Quatroges

Información, cultura y mirada crítica

Negro mueve la cúpula policial en Montevideo y la Guardia Republicana


El ministro del Interior cesó a Pablo Lotito en la Jefatura de Policía de Montevideo y a Angelina Ferreira al frente de la Guardia Republicana. Alfredo Clavijo asumirá la conducción policial de la capital en medio de una reestructura marcada por los operativos en barrios con alta conflictividad y por la discusión sobre el nuevo rumbo de la seguridad pública.

Un cambio fuerte en el corazón operativo de Montevideo

El ministro del Interior, Carlos Negro, resolvió remover al jefe de Policía de Montevideo, Pablo Lotito, y a la directora nacional de la Guardia Republicana, Angelina Ferreira. La decisión se conoce en una semana especialmente sensible para la seguridad pública, atravesada por balaceras, operativos focalizados y cambios en mandos intermedios de la capital.

El sustituto de Lotito será el comisario general Alfredo Clavijo, hasta ahora subdirector de la Policía Nacional. No se trata de un nombre improvisado: Clavijo tiene formación en análisis criminal, policiamiento, derechos humanos y gestión en seguridad ciudadana; además, ya cumplió funciones en la Guardia Republicana, fue asesor de seguridad en la Intendencia de Montevideo y prestó servicios en el Grupo Especial de Operaciones.

La remoción de Lotito llega pocos meses después de su designación formal al frente de la Jefatura capitalina. En marzo de 2025, el propio Lotito había encabezado la puesta en funciones de parte del comando montevideano, con un discurso centrado en planificación estratégica, combate al delito y coordinación con otras dependencias policiales.

Marconi, Zona IV y Operación Dominio: el territorio marcó la agenda

Los cambios no aparecen aislados. Días antes, la Jefatura de Policía de Montevideo ya había desplazado al jefe de la Zona Operacional IV, Charles Portuguez, que pasó a la Dirección de Coordinación Ejecutiva. La Zona IV comprende seccionales del oeste de Montevideo, un territorio golpeado por episodios de violencia reciente, incluido el triple homicidio en Cerro Norte y reiteradas balaceras.

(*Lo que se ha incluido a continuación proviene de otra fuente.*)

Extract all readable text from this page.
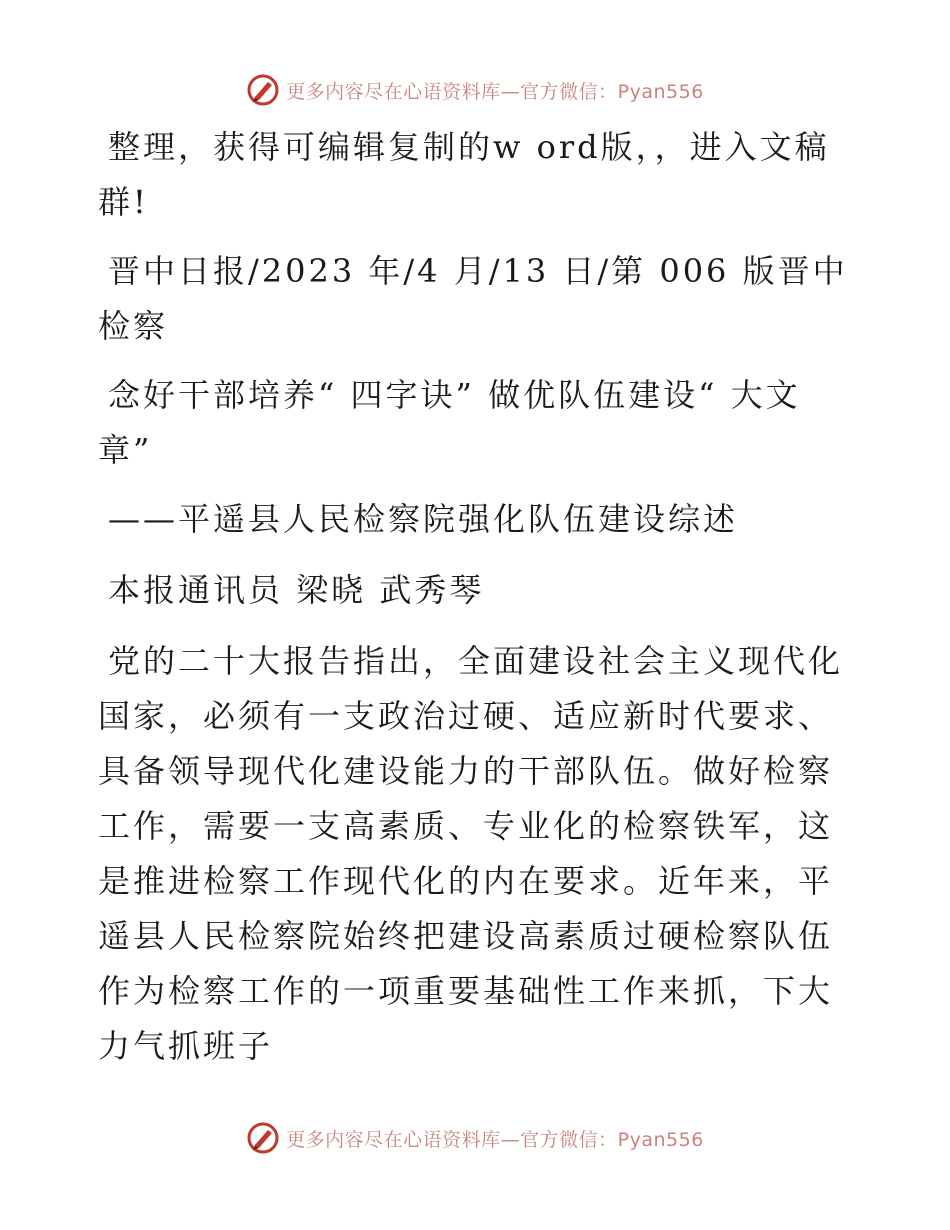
更多内容尽在心语资料库—官方微信：Pyan556

整理，获得可编辑复制的w ord版，，进入文稿群!

晋中日报/2023 年/4 月/13 日/第 006 版晋中检察

念好干部培养“ 四字诀” 做优队伍建设“ 大文章”

——平遥县人民检察院强化队伍建设综述

本报通讯员 梁晓 武秀琴

党的二十大报告指出，全面建设社会主义现代化国家，必须有一支政治过硬、适应新时代要求、具备领导现代化建设能力的干部队伍。做好检察工作，需要一支高素质、专业化的检察铁军，这是推进检察工作现代化的内在要求。近年来，平遥县人民检察院始终把建设高素质过硬检察队伍作为检察工作的一项重要基础性工作来抓，下大力气抓班子

更多内容尽在心语资料库—官方微信：Pyan556
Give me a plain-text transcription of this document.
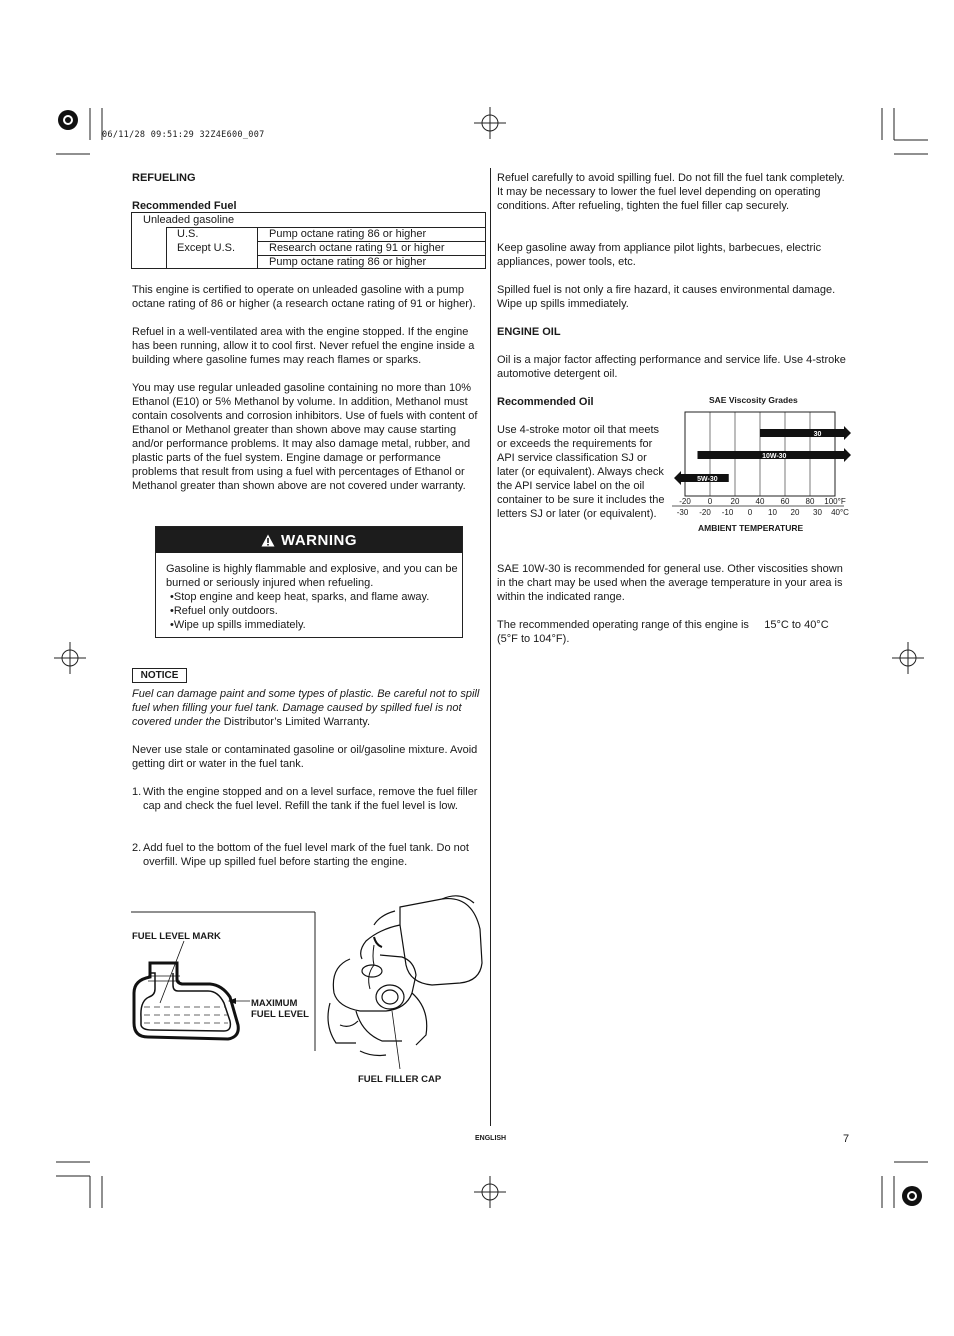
06/11/28 09:51:29 32Z4E600_007
REFUELING
Recommended Fuel
Unleaded gasoline
U.S.	Pump octane rating 86 or higher
Except U.S.	Research octane rating 91 or higher
Pump octane rating 86 or higher
This engine is certified to operate on unleaded gasoline with a pump octane rating of 86 or higher (a research octane rating of 91 or higher).
Refuel in a well-ventilated area with the engine stopped. If the engine has been running, allow it to cool first. Never refuel the engine inside a building where gasoline fumes may reach flames or sparks.
You may use regular unleaded gasoline containing no more than 10% Ethanol (E10) or 5% Methanol by volume. In addition, Methanol must contain cosolvents and corrosion inhibitors. Use of fuels with content of Ethanol or Methanol greater than shown above may cause starting and/or performance problems. It may also damage metal, rubber, and plastic parts of the fuel system. Engine damage or performance problems that result from using a fuel with percentages of Ethanol or Methanol greater than shown above are not covered under warranty.
WARNING
Gasoline is highly flammable and explosive, and you can be burned or seriously injured when refueling.
•Stop engine and keep heat, sparks, and flame away.
•Refuel only outdoors.
•Wipe up spills immediately.
NOTICE
Fuel can damage paint and some types of plastic. Be careful not to spill fuel when filling your fuel tank. Damage caused by spilled fuel is not covered under the Distributor’s Limited Warranty.
Never use stale or contaminated gasoline or oil/gasoline mixture. Avoid getting dirt or water in the fuel tank.
1. With the engine stopped and on a level surface, remove the fuel filler cap and check the fuel level. Refill the tank if the fuel level is low.
2. Add fuel to the bottom of the fuel level mark of the fuel tank. Do not overfill. Wipe up spilled fuel before starting the engine.
FUEL LEVEL MARK
MAXIMUM
FUEL LEVEL
FUEL FILLER CAP
Refuel carefully to avoid spilling fuel. Do not fill the fuel tank completely. It may be necessary to lower the fuel level depending on operating conditions. After refueling, tighten the fuel filler cap securely.
Keep gasoline away from appliance pilot lights, barbecues, electric appliances, power tools, etc.
Spilled fuel is not only a fire hazard, it causes environmental damage. Wipe up spills immediately.
ENGINE OIL
Oil is a major factor affecting performance and service life. Use 4-stroke automotive detergent oil.
Recommended Oil
Use 4-stroke motor oil that meets or exceeds the requirements for API service classification SJ or later (or equivalent). Always check the API service label on the oil container to be sure it includes the letters SJ or later (or equivalent).
SAE 10W-30 is recommended for general use. Other viscosities shown in the chart may be used when the average temperature in your area is within the indicated range.
The recommended operating range of this engine is     15°C to 40°C (5°F to 104°F).
SAE Viscosity Grades
30
10W-30
5W-30
-20 0 20 40 60 80 100°F
-30 -20 -10 0 10 20 30 40°C
AMBIENT TEMPERATURE
ENGLISH	7
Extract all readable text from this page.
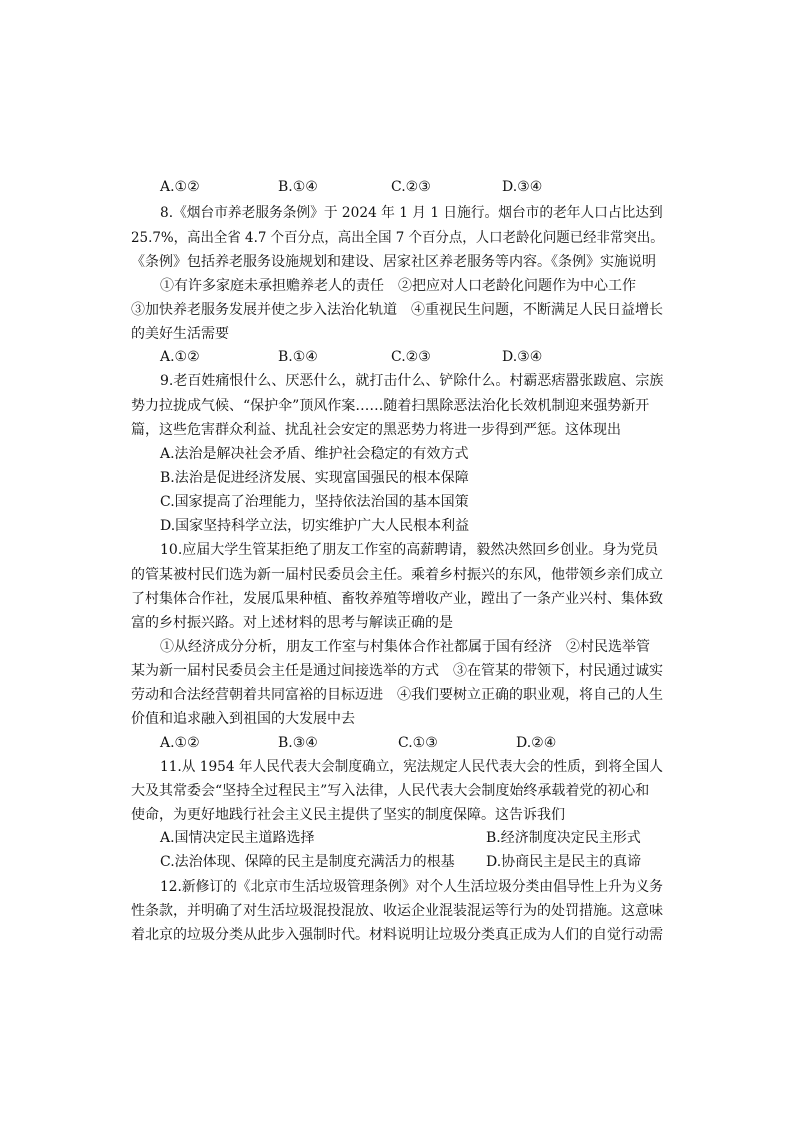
A.①②	B.①④	C.②③	D.③④
8.《烟台市养老服务条例》于 2024 年 1 月 1 日施行。烟台市的老年人口占比达到
25.7%，高出全省 4.7 个百分点，高出全国 7 个百分点，人口老龄化问题已经非常突出。
《条例》包括养老服务设施规划和建设、居家社区养老服务等内容。《条例》实施说明
①有许多家庭未承担赡养老人的责任　②把应对人口老龄化问题作为中心工作
③加快养老服务发展并使之步入法治化轨道　④重视民生问题，不断满足人民日益增长
的美好生活需要
A.①②	B.①④	C.②③	D.③④
9.老百姓痛恨什么、厌恶什么，就打击什么、铲除什么。村霸恶痞嚣张跋扈、宗族
势力拉拢成气候、“保护伞”顶风作案……随着扫黑除恶法治化长效机制迎来强势新开
篇，这些危害群众利益、扰乱社会安定的黑恶势力将进一步得到严惩。这体现出
A.法治是解决社会矛盾、维护社会稳定的有效方式
B.法治是促进经济发展、实现富国强民的根本保障
C.国家提高了治理能力，坚持依法治国的基本国策
D.国家坚持科学立法，切实维护广大人民根本利益
10.应届大学生管某拒绝了朋友工作室的高薪聘请，毅然决然回乡创业。身为党员
的管某被村民们选为新一届村民委员会主任。乘着乡村振兴的东风，他带领乡亲们成立
了村集体合作社，发展瓜果种植、畜牧养殖等增收产业，蹚出了一条产业兴村、集体致
富的乡村振兴路。对上述材料的思考与解读正确的是
①从经济成分分析，朋友工作室与村集体合作社都属于国有经济　②村民选举管
某为新一届村民委员会主任是通过间接选举的方式　③在管某的带领下，村民通过诚实
劳动和合法经营朝着共同富裕的目标迈进　④我们要树立正确的职业观，将自己的人生
价值和追求融入到祖国的大发展中去
A.①②	B.③④	C.①③	D.②④
11.从 1954 年人民代表大会制度确立，宪法规定人民代表大会的性质，到将全国人
大及其常委会“坚持全过程民主”写入法律，人民代表大会制度始终承载着党的初心和
使命，为更好地践行社会主义民主提供了坚实的制度保障。这告诉我们
A.国情决定民主道路选择	B.经济制度决定民主形式
C.法治体现、保障的民主是制度充满活力的根基 D.协商民主是民主的真谛
12.新修订的《北京市生活垃圾管理条例》对个人生活垃圾分类由倡导性上升为义务
性条款，并明确了对生活垃圾混投混放、收运企业混装混运等行为的处罚措施。这意味
着北京的垃圾分类从此步入强制时代。材料说明让垃圾分类真正成为人们的自觉行动需
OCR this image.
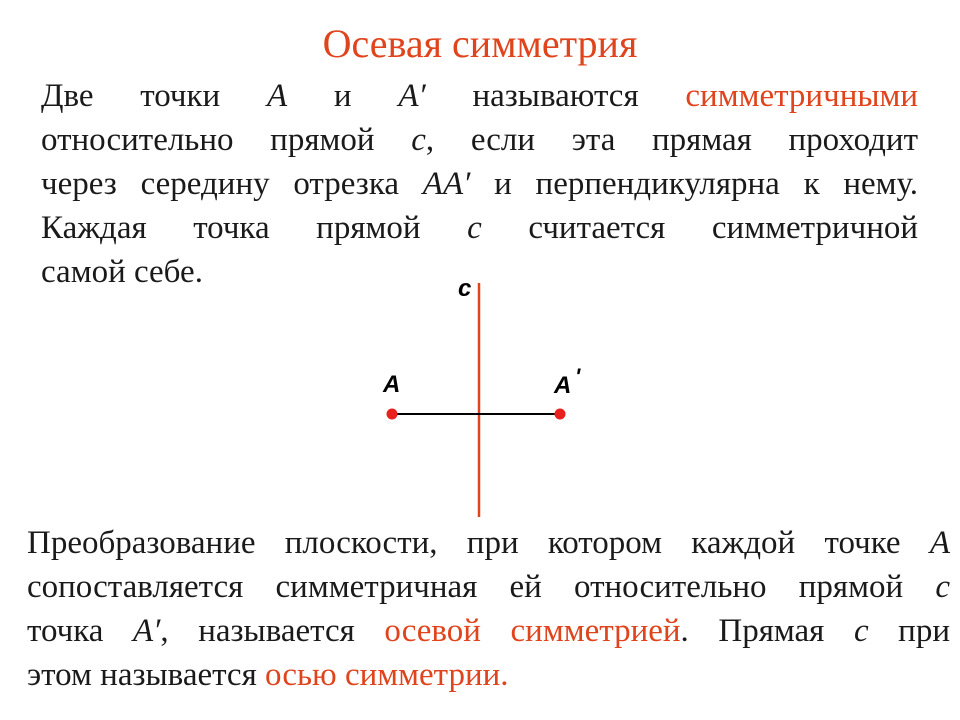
Осевая симметрия

Две точки A и A′ называются симметричными
относительно прямой c, если эта прямая проходит
через середину отрезка AA′ и перпендикулярна к нему.
Каждая точка прямой c считается симметричной
самой себе.	c
A	A '

Преобразование плоскости, при котором каждой точке A
сопоставляется симметричная ей относительно прямой c
точка A′, называется осевой симметрией. Прямая c при
этом называется осью симметрии.
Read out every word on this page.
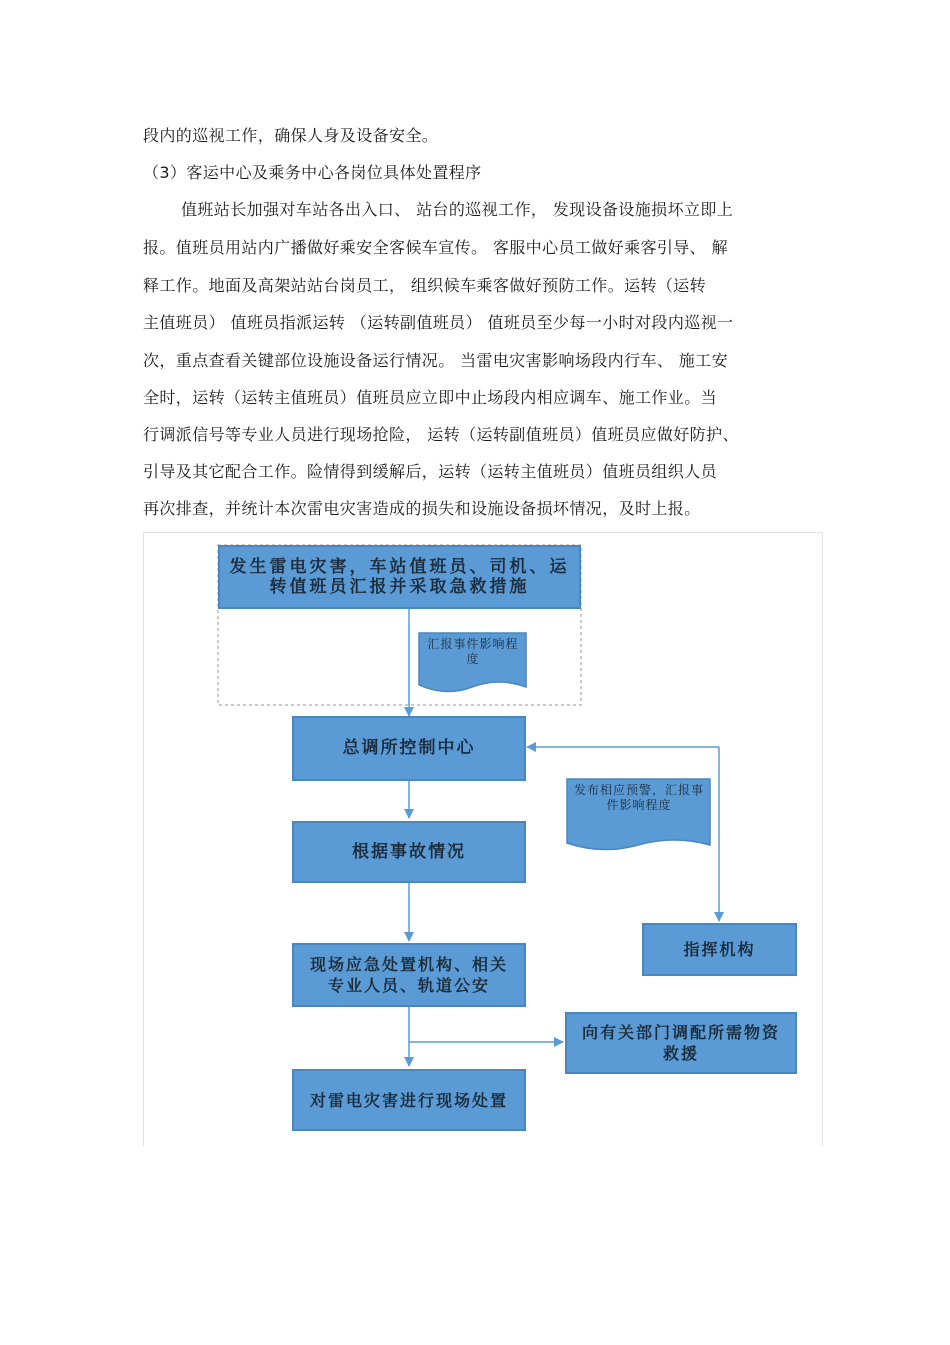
段内的巡视工作，确保人身及设备安全。
（3）客运中心及乘务中心各岗位具体处置程序
值班站长加强对车站各出入口、 站台的巡视工作， 发现设备设施损坏立即上
报。值班员用站内广播做好乘安全客候车宣传。 客服中心员工做好乘客引导、 解
释工作。地面及高架站站台岗员工， 组织候车乘客做好预防工作。运转（运转
主值班员） 值班员指派运转 （运转副值班员） 值班员至少每一小时对段内巡视一
次，重点查看关键部位设施设备运行情况。 当雷电灾害影响场段内行车、 施工安
全时，运转（运转主值班员）值班员应立即中止场段内相应调车、施工作业。当
行调派信号等专业人员进行现场抢险， 运转（运转副值班员）值班员应做好防护、
引导及其它配合工作。险情得到缓解后，运转（运转主值班员）值班员组织人员
再次排查，并统计本次雷电灾害造成的损失和设施设备损坏情况，及时上报。
发生雷电灾害，车站值班员、司机、运转值班员汇报并采取急救措施
汇报事件影响程度
总调所控制中心
根据事故情况
现场应急处置机构、相关专业人员、轨道公安
对雷电灾害进行现场处置
发布相应预警，汇报事件影响程度
指挥机构
向有关部门调配所需物资救援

En paralelo, el Ministerio del Interior desplegó la Operación Dominio en Marconi, luego de jornadas marcadas por disparos, enfrentamientos y preocupación vecinal. En uno de esos operativos se identificaron 247 personas, se controlaron 91 motos y 87 autos, y se incautaron tres motos. La cartera también informó que el sistema ShotSpotter no registró nuevos disparos durante el período evaluado, aunque no precisó exactamente el lapso considerado.

El mensaje político de Negro es claro: el ministerio quiere recuperar conducción directa sobre la estrategia territorial, ordenar mandos y evitar que la respuesta quede atrapada entre la inercia burocrática y la presión mediática por resultados inmediatos.

La Guardia Republicana y el ruido interno

El relevo de Angelina Ferreira generó malestar dentro de la Guardia Republicana. Según versiones recogidas en la interna de la unidad, el argumento trasladado fue que la Guardia “no está alineada” con la estrategia de seguridad del gobierno y del Ministerio del Interior. Desde sectores de la propia fuerza, sin embargo, se interpretó la decisión como una forma de buscar responsables por problemas de conducción más amplios.

Ferreira era una de las jerarcas policiales más visibles. Antes de llegar a la Guardia Republicana había estado al frente de la Dirección Nacional de Políticas de Género del Ministerio del Interior. Durante su gestión en la Republicana, efectivos destacaron mejoras en infraestructura, capacitación, condiciones laborales, alimentación interna y entrenamiento.

Una política de seguridad de izquierda no puede descansar en la desprotección del funcionario policial ni en el abandono de los barrios populares. Pero tampoco puede quedar subordinada a lógicas corporativas que bloqueen la conducción civil y democrática del ministerio.